Talking about agribusiness, Petrini thinks application of industry to agriculture has caused massive damage. He doesn't think there is any virtue in it. Agribusinesses work for their own interests. "What you'd need to do in India or any third world country is to defend biodiversity, teach farmers to protect it. Presidia, one of our projects, helps small communities organize small projects. For example, there is a small community of women in Morocco who make oil from a plant called argon. It tastes a lot like almonds. We are encouraging the women to keep producing this oil. We have 500 such projects around the world."
"Slow Food has formed a foundation for biodiversity that helps sustain Presidia around the world, and they can be sustained in many ways. Some need help in marketing, and we help them create a network of sales. Others need structures to be built. Others involve the imparting of knowledge of old farmers to young farmers. Every Presidium has its own story, its own needs."
Carlo Petrini's organic way of thinking can best be summed up by an extract of a very interesting recent interview to a European newspaper, where he says, "We are now waiting for a new school of economic thought. But these new schools can only emerge, like plants, if you prepare the ground. There has to be a new humanism if this ground is really to be ploughed: a change in values and a change in the idea of what money means and what richness is. There hasn't been a true sense of reciprocity for a long time. It has been a life of egoism. You were seen as good because you were rich and had a good car. A new humanism has to push that out of the way. Rather than constant consumption it might be better to recycle and to give."

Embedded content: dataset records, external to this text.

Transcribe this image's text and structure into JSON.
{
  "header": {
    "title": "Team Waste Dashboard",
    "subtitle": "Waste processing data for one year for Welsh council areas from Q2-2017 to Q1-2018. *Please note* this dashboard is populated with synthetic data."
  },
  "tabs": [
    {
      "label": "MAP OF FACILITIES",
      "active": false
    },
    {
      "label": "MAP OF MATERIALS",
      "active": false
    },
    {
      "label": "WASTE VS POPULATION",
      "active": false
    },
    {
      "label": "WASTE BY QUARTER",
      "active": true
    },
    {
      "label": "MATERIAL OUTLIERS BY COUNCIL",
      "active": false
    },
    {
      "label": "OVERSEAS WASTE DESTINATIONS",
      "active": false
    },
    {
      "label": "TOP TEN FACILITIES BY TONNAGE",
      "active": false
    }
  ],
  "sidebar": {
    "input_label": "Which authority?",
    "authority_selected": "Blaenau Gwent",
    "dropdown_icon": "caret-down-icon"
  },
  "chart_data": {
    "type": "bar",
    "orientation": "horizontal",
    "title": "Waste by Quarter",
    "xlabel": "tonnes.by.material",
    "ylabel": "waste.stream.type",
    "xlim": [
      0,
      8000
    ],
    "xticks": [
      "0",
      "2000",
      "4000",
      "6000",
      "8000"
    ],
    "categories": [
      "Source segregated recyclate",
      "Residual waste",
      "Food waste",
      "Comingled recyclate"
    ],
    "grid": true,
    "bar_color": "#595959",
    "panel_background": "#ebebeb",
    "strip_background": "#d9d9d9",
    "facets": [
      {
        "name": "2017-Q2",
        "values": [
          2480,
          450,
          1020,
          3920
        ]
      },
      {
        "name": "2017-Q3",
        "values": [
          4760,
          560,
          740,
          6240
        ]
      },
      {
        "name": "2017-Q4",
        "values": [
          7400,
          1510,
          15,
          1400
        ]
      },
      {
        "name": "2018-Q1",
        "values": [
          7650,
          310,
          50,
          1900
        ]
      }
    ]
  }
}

"In the past 50 years food has lost its value, this is what has to change. Back then it was sacred and respected. Waste is the fundamental characteristic of the consumer society. Everyday in Italy 4,000 tonnes of food are thrown away. Quality food has become a status symbol. The perception is that organic is for rich people and is a niche product. But I hate niches. That's where you put corpses. Poor people always end up with poorer quality food and yet there's this 4,000 tonnes of food being thrown out every day. But we are told to keep consuming. And who is the central character in all this? The Wizard of Oz? No, it's all of us. We go to our fridges and open them. But fridges are like tombs - places where food goes to die. And when it dies it goes straight into the bin. Our freezers are the same. Yet we feel we must have full freezers. All of us are joining in with this perverse culture. This historic moment has given us time for this kind of thinking. As long as quality is seen as a luxury, everything is a disaster. Quality should be a right for everyone. We should be producing less so there is less wastage." I have never heard truer words spoken. In conclusion I may add that Petrini is not averse to modernity, but says modernity is worth nothing if its price is forgetting the past. "Modern technology allows me to assure the best working conditions for the personnel in my kitchens. It allows me to guarantee the exact time and temperature for cooking the dishes. That's progress. But when it means banalizing the taste of products, that's a step back, and, cook that I am, I rebel," he signs off.